Nope. I prefer your first one Wendy.Actually, I think I like this better
Just home from work .... 1st day back.
I like challenges like this! I used to watch my Dad spend hours with a print and pieces of paper / card masking off different areas and amounts of a photograph.
As many forms of photography are a form of art, we all have differing tastes and what suits / pleases me may not please you
Personally I find the black area very distracting from a rather interesting face. So for starters, I'd run with Ashoor's crop, but I'd also try an oval mask over the top of the shot with a faded inner edge, I'd try different colour masks and size and amounts of fade. Certainly I'd try to make the eyes stand out as much as possible to draw you into the shot.
Anoher choice from me would be to try to clone the face & hair to restore the face and maybe then, if it looks too artificial, try the mask again - maybe a vertical oval??
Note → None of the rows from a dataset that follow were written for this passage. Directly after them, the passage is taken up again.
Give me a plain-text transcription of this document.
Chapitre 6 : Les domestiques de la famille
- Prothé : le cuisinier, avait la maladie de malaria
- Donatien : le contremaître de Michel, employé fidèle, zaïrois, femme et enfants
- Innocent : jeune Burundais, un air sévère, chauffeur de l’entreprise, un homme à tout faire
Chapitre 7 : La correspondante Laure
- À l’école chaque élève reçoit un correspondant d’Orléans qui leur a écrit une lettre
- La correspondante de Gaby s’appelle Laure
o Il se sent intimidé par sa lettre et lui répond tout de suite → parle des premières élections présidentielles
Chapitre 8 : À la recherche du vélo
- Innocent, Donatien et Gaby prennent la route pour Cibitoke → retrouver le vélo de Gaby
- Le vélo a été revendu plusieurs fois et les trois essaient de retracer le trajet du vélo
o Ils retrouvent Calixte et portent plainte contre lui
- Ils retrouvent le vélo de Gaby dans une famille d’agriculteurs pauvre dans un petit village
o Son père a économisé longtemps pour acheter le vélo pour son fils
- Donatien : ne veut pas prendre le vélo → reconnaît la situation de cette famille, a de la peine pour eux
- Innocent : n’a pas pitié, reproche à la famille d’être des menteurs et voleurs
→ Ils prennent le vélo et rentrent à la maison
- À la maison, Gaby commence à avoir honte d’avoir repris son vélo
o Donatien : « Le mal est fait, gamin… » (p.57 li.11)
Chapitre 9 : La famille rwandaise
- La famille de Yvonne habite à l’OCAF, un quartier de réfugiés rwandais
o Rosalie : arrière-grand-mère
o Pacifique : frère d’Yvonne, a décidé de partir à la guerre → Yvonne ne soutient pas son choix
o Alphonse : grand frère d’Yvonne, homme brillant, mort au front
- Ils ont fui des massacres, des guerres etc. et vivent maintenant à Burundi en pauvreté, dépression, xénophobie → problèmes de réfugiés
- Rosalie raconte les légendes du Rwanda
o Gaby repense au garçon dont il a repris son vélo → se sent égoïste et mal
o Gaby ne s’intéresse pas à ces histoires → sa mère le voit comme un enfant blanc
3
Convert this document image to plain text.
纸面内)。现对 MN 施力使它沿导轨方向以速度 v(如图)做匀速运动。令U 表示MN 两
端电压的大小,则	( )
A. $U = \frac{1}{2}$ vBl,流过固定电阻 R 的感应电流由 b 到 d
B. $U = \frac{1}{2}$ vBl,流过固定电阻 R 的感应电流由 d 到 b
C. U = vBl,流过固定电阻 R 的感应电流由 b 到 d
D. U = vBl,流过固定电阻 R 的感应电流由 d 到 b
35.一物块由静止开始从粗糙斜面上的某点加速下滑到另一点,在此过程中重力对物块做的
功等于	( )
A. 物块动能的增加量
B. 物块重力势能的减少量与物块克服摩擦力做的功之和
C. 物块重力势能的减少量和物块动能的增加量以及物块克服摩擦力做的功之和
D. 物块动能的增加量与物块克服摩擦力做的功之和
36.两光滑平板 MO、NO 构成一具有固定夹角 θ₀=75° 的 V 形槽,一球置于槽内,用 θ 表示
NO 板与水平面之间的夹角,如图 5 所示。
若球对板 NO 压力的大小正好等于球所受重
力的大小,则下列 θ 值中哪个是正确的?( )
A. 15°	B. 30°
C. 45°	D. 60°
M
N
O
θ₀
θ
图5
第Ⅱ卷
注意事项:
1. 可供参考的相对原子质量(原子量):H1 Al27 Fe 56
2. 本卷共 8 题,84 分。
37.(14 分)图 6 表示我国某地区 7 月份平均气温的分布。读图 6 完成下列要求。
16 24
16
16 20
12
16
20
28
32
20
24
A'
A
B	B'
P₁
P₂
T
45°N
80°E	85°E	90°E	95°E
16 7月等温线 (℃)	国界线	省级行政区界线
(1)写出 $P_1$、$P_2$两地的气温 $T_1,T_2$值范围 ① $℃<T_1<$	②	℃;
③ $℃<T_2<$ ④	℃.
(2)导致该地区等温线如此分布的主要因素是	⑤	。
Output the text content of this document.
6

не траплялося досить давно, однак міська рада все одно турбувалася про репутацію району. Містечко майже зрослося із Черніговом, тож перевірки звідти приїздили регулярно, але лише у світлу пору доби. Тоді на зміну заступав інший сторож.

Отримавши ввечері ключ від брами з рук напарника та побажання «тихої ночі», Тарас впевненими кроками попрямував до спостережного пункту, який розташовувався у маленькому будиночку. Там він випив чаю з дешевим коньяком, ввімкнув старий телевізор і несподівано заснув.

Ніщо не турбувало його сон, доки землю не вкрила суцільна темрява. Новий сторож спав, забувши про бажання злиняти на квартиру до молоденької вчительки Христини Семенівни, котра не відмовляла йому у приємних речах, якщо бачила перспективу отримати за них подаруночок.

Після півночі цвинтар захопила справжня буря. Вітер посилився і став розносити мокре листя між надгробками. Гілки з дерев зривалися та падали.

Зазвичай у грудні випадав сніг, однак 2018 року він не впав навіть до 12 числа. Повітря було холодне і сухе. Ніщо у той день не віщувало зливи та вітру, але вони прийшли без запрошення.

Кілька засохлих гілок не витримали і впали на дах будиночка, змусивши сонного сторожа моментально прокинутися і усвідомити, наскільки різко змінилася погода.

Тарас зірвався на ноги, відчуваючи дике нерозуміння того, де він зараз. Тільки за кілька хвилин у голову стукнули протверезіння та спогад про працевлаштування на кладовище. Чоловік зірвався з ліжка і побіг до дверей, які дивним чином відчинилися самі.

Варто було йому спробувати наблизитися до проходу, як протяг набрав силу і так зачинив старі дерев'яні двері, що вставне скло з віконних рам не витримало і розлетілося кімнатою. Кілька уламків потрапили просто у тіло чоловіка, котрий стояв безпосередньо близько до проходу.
It's all a matter of taste - your taste unless you want to sell it or enter it into a competition then you may have to consider other points of view.
Just my two penny worth [p not d ]
Thanks a lot, guys. This is very helpful.
I think I agree with most of you that Wendy's first try #5 is the best. I think it has to be portrait like so I did not like the square ones, the blocking object is a person, so I do not like to see her face on the upper right corner and I like to see as much as possible of the face of the subject.
By the way, post number 5 is not square, it is rectangular as far as I can say but anyway, I like the vertical shape of it.
You are right about 5D, it is such a great camera. This image was taken without flash at around sunset time when the sun was almost at horizon and the yellow light was acting like a very soft nice fill light. The other factor is that 70-200mm f/2,8 L lens, it is a fantastic lens!
Sorry About the statue comment Alis, I thought for sure the blocking object was some kind of dark coloured statue.the blocking object is a person
How did you manage to get the subject so well exposed and the other person so dark. They appear to be quite close together. It does not make sense to me unless it was photoshopped or something, which I suppose would also account for the dark blue fringe that I see in certain areas. I'm just learning all this stuff, so I mean no disrespect with all the questions, just curious.
Last edited by Colin Southern; 29th December 2009 at 11:07 PM.